Hâl böyleyken, Kılıçdaroğlu'nun, CHP'nin ve çeşitli Kemalistlerin tek adam rejimine itiraz etmeleri vallaha çok inandırıcı gelmiyor bana. Cumhuriyet'in kuruluşundan 1938'e kadarki yılları altın bir çağ olarak görenlerin tek adamlığı eleştirmesi biraz garip geliyor!
Nitekim, Başbakan da kolaylıkla şöyle diyebiliyor: "Tutturmuşlar, ‘tek adam’! Başka ne olacak? Biz demiyor muyuz kardeşim? Bir direksiyonda iki kaptan olmaz, bir gemide iki süvari olmaz. Onun için tek olacak. Elbet tek olacak."
Akıl etse, diyebilir ki, "Obama'ya itiraz ediyor muydunuz? Hillary Clinton seçilse itiraz edecek miydiniz? Onlar da tek!" Kılıçdaroğlu ne diyecek o zaman?
Sorun, tek meselesi değil, genel bir demokrasi sorunu.

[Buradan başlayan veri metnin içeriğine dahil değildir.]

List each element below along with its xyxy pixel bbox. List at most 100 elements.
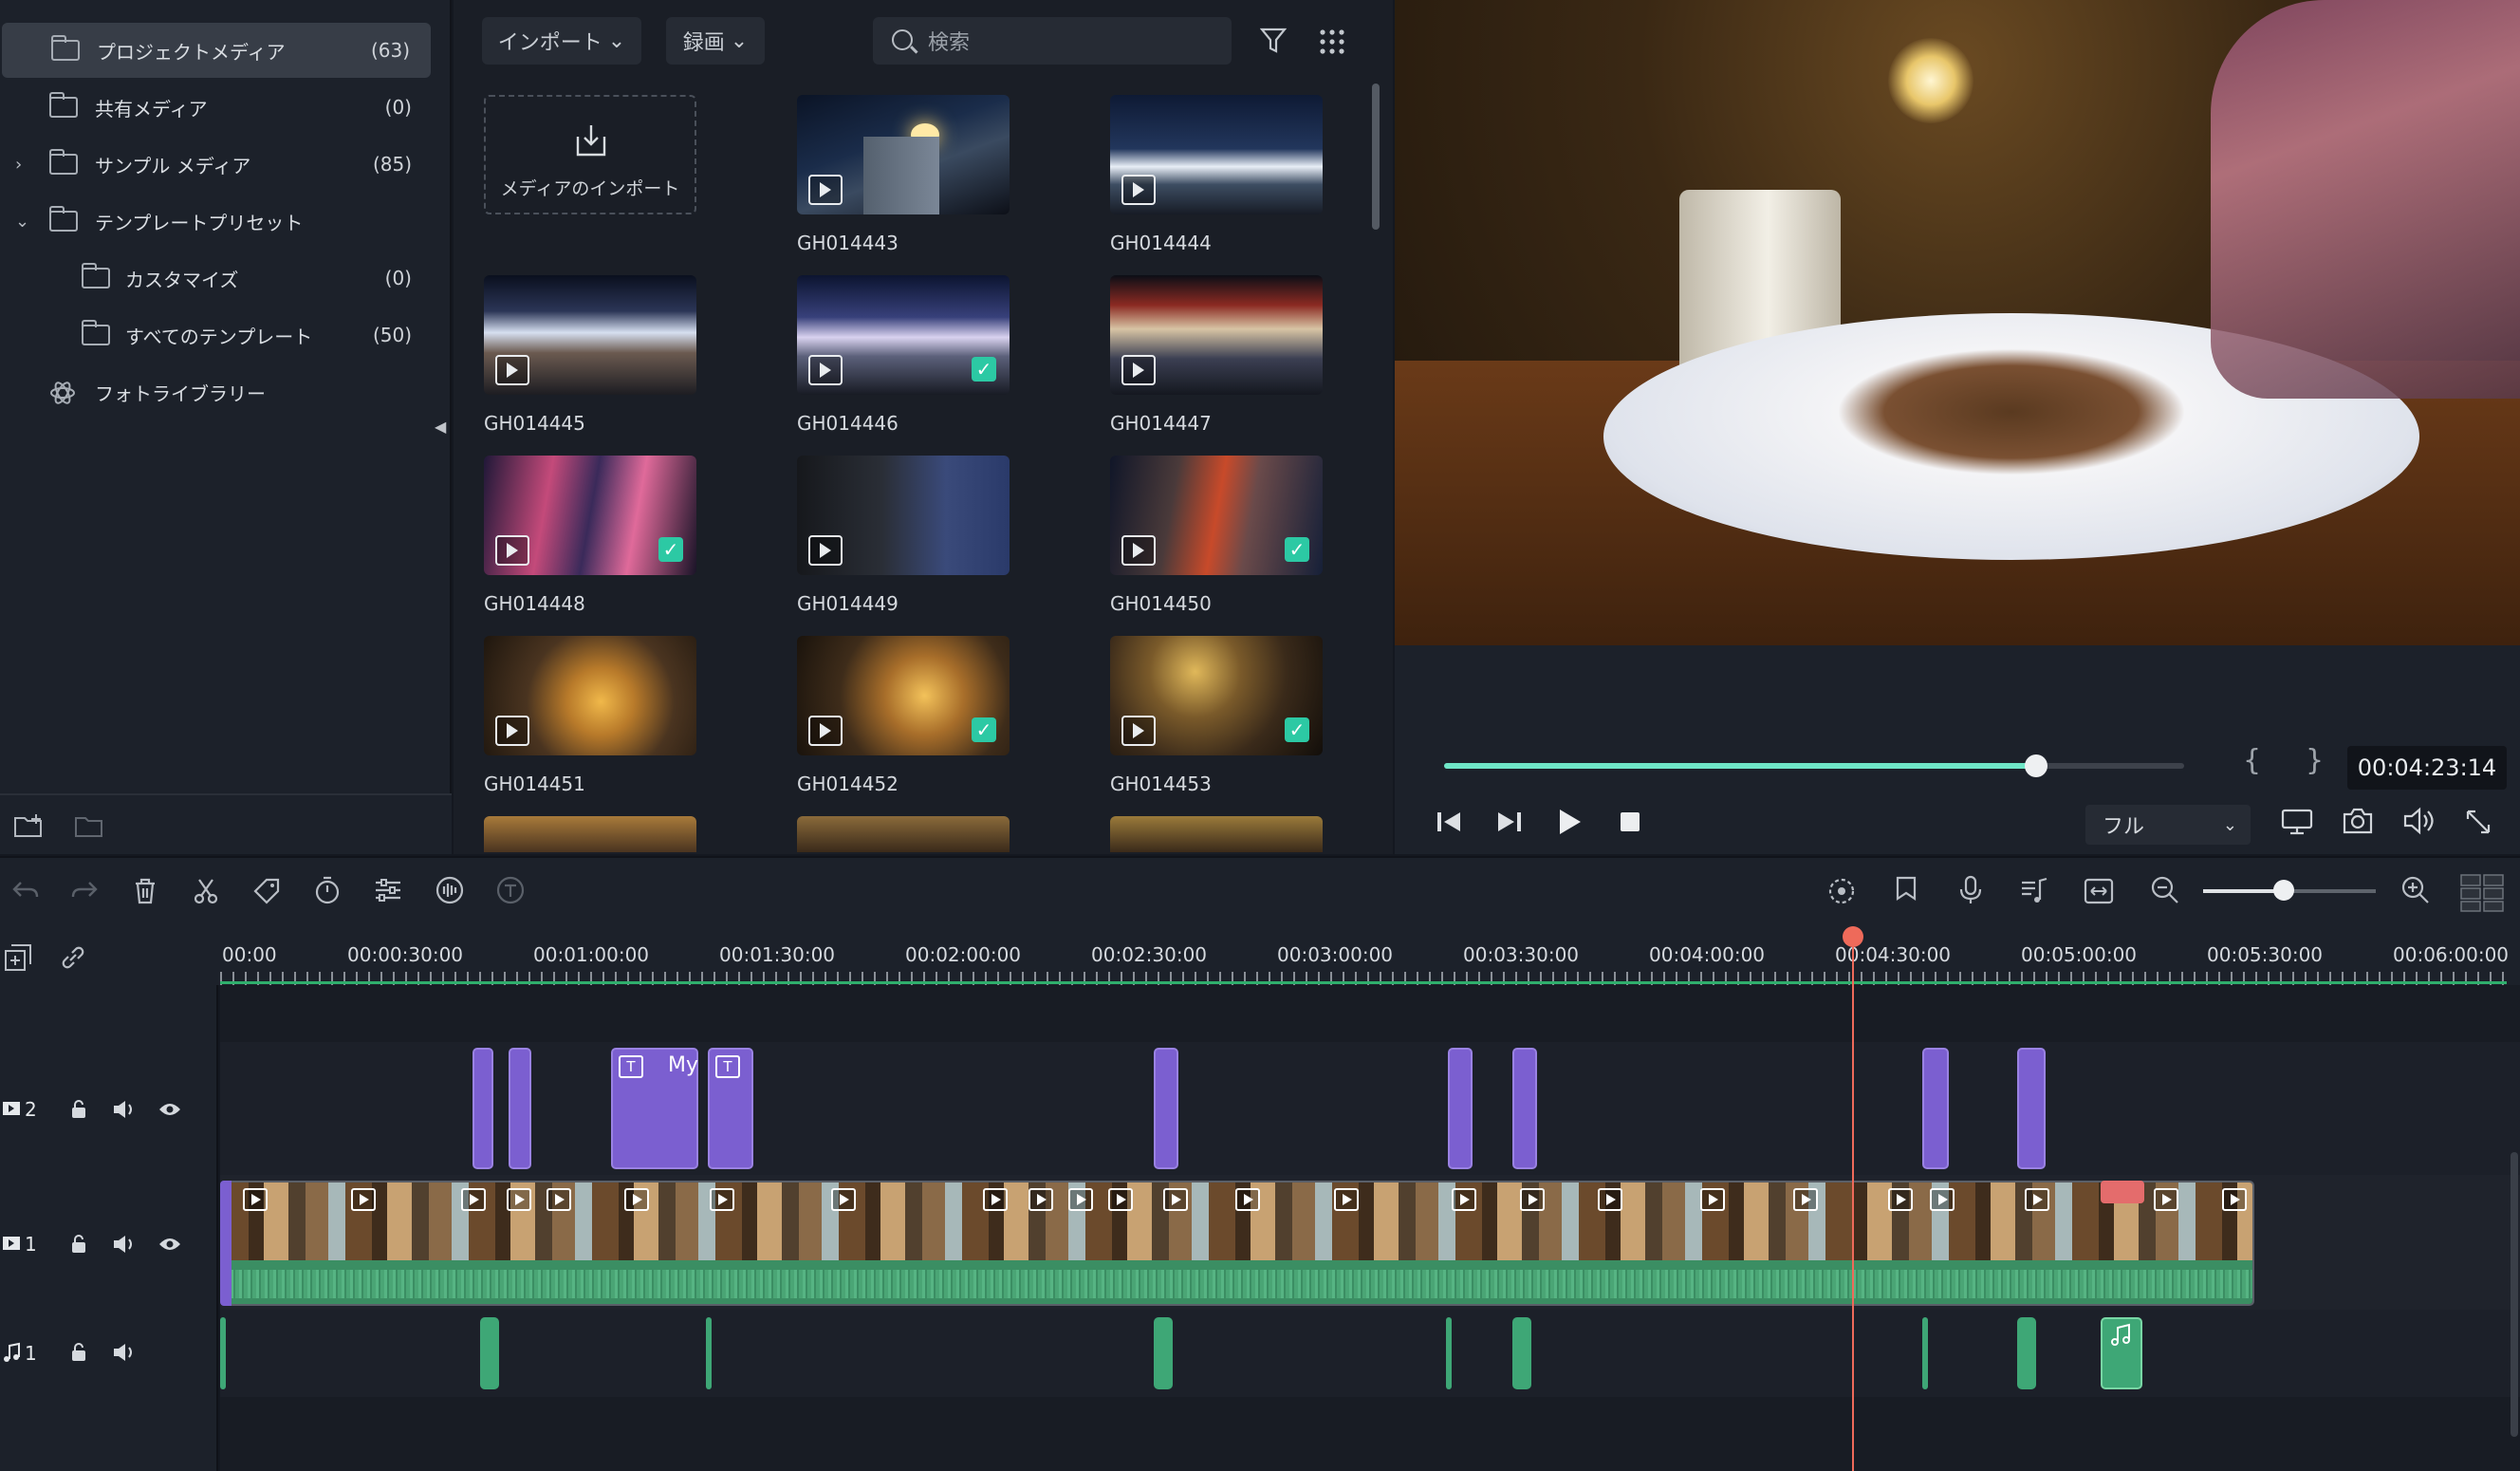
fit-timeline-icon[interactable] bbox=[2084, 877, 2114, 905]
media-tile[interactable]: ✓ bbox=[1110, 456, 1323, 575]
media-tile[interactable]: ✓ bbox=[797, 275, 1010, 395]
zoom-slider-handle[interactable] bbox=[2273, 880, 2294, 901]
media-tile[interactable]: ✓ bbox=[1110, 636, 1323, 755]
tag-icon[interactable] bbox=[252, 877, 281, 905]
import-dropdown[interactable]: インポート ⌄ bbox=[482, 17, 641, 65]
audio-clip[interactable] bbox=[1154, 1317, 1173, 1389]
mark-out-button[interactable]: } bbox=[2306, 744, 2324, 777]
speed-timer-icon[interactable] bbox=[313, 875, 342, 905]
speaker-icon[interactable] bbox=[112, 1234, 137, 1255]
speaker-icon[interactable] bbox=[112, 1342, 137, 1363]
lock-icon[interactable] bbox=[70, 1342, 87, 1363]
tree-item-sample-media[interactable]: › サンプル メディア (85) bbox=[0, 137, 433, 192]
new-folder-icon[interactable] bbox=[13, 812, 46, 839]
grid-view-icon[interactable] bbox=[1319, 28, 1345, 55]
volume-icon[interactable] bbox=[2402, 807, 2435, 835]
media-tile[interactable]: ✓ bbox=[484, 456, 696, 575]
collapse-panel-icon[interactable]: ◀ bbox=[435, 418, 446, 436]
undo-icon[interactable] bbox=[11, 879, 40, 903]
zoom-in-icon[interactable] bbox=[2400, 875, 2431, 905]
media-tile[interactable] bbox=[1110, 275, 1323, 395]
audio-clip[interactable] bbox=[1512, 1317, 1531, 1389]
tree-item-count: (0) bbox=[384, 96, 412, 119]
search-input[interactable]: 検索 bbox=[873, 17, 1232, 65]
adjust-sliders-icon[interactable] bbox=[374, 877, 402, 903]
eye-icon[interactable] bbox=[158, 1101, 182, 1118]
step-forward-icon[interactable] bbox=[1493, 809, 1524, 835]
layout-grid-icon[interactable] bbox=[2459, 873, 2505, 913]
audio-clip[interactable] bbox=[706, 1317, 712, 1389]
preview-viewer[interactable] bbox=[1395, 0, 2520, 645]
media-tile[interactable] bbox=[797, 456, 1010, 575]
audio-clip[interactable] bbox=[220, 1317, 226, 1389]
snapshot-camera-icon[interactable] bbox=[2342, 807, 2374, 835]
split-scissors-icon[interactable] bbox=[192, 877, 220, 905]
play-icon[interactable] bbox=[1556, 807, 1583, 837]
title-clip[interactable] bbox=[1448, 1048, 1473, 1169]
step-back-icon[interactable] bbox=[1435, 809, 1465, 835]
folder-outline-icon[interactable] bbox=[74, 812, 106, 839]
stop-icon[interactable] bbox=[1619, 810, 1641, 833]
playhead-handle[interactable] bbox=[1843, 926, 1863, 947]
import-media-tile[interactable]: メディアのインポート bbox=[484, 95, 696, 214]
audio-clip[interactable] bbox=[1922, 1317, 1928, 1389]
title-clip[interactable] bbox=[1922, 1048, 1949, 1169]
audio-clip[interactable] bbox=[2017, 1317, 2036, 1389]
audio-mix-icon[interactable] bbox=[2019, 875, 2049, 905]
mark-in-button[interactable]: { bbox=[2243, 744, 2261, 777]
title-clip[interactable] bbox=[2017, 1048, 2046, 1169]
media-tile[interactable] bbox=[797, 95, 1010, 214]
record-dropdown[interactable]: 録画 ⌄ bbox=[666, 17, 765, 65]
tree-item-customize[interactable]: カスタマイズ (0) bbox=[0, 251, 433, 306]
title-clip[interactable] bbox=[1154, 1048, 1178, 1169]
chevron-right-icon[interactable]: › bbox=[15, 155, 22, 175]
chevron-down-icon[interactable]: ⌄ bbox=[15, 212, 29, 232]
title-clip[interactable]: T My bbox=[611, 1048, 698, 1169]
media-tile[interactable] bbox=[484, 275, 696, 395]
title-clip[interactable] bbox=[472, 1048, 493, 1169]
speaker-icon[interactable] bbox=[112, 1099, 137, 1120]
audio-clip[interactable] bbox=[480, 1317, 499, 1389]
selected-clip-marker[interactable] bbox=[2101, 1181, 2144, 1203]
tree-item-photo-library[interactable]: フォトライブラリー bbox=[0, 364, 433, 419]
lock-icon[interactable] bbox=[70, 1234, 87, 1255]
marker-icon[interactable] bbox=[1894, 875, 1918, 905]
audio-wave-icon[interactable] bbox=[435, 875, 465, 905]
timeline-vertical-scrollbar[interactable] bbox=[2511, 1152, 2518, 1437]
ruler-label: 00:03:30:00 bbox=[1463, 943, 1580, 966]
media-tile[interactable] bbox=[1110, 816, 1323, 852]
link-icon[interactable] bbox=[59, 943, 87, 972]
quality-dropdown[interactable]: フル ⌄ bbox=[2085, 805, 2251, 845]
tree-item-template-presets[interactable]: ⌄ テンプレートプリセット bbox=[0, 194, 433, 249]
tree-item-shared-media[interactable]: 共有メディア (0) bbox=[0, 80, 433, 135]
microphone-icon[interactable] bbox=[1958, 875, 1983, 905]
media-tile[interactable]: ✓ bbox=[797, 636, 1010, 755]
fullscreen-icon[interactable] bbox=[2465, 809, 2492, 835]
media-scrollbar[interactable] bbox=[1372, 84, 1380, 230]
scrubber-handle[interactable] bbox=[2025, 754, 2048, 777]
tree-item-all-templates[interactable]: すべてのテンプレート (50) bbox=[0, 307, 433, 363]
title-clip[interactable]: T bbox=[708, 1048, 753, 1169]
media-tree-panel: プロジェクトメディア (63) 共有メディア (0) › サンプル メディア (… bbox=[0, 0, 452, 854]
title-clip[interactable] bbox=[1512, 1048, 1537, 1169]
eye-icon[interactable] bbox=[158, 1236, 182, 1253]
redo-icon[interactable] bbox=[70, 879, 99, 903]
lock-icon[interactable] bbox=[70, 1099, 87, 1120]
tree-item-project-media[interactable]: プロジェクトメディア (63) bbox=[2, 23, 431, 78]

Trump'ın, yedi ülkenin vatandaşlarının Amerika'ya girmesini yasaklayan kararına bakalım. Hem tek adam, hem de Kanun Hükmünde Kararname! Bal gibi, bildiğimiz KHK!
Ama ne oldu?
Bir mahkeme bu Kararname'nin anayasaya aykırı olduğunu belirtti, uygulamayı durdurdu. Tek adam, kararı temyize götürdü. Birden fazla mahkeme ilk mahkemenin kararını onayladı; Trump'ın kararnamesi hâlâ uygulanamıyor.
Bu arada toplumun her kesiminden kararnameye karşı muazzam bir tepki geliyor. Şirket yöneticilerinden Oscar törenindeki oyunculara, sendikacılardan diplomatlara kadar, toplum tepki gösteriyor, mahkemelerin elini güçlendiriyor.
16 Nisan'da oylanacak olan anayasanın sorunu, demokratik mekanizmaların hepsini ortadan kaldırıyor olması. Hukuk sistemini ortadan kaldırıyor olması.
Evet, Türkiye'de hukuk zaten hiçbir zaman bağımsız değildi. Eski sisteme geri dönelim şeklinde bir talebimiz olamaz.
Türkiye zaten demokratik değildi. Mevcut sistem olduğu gibi kalsın şeklinde bir talebimiz olamaz.
Ama yeni bir anayasa talep ediyoruz. Demokratik olan, hukuku bağımsızlaştıran bir anayasa istiyoruz.
Bu o değil. O nedenle hayır diyeceğiz.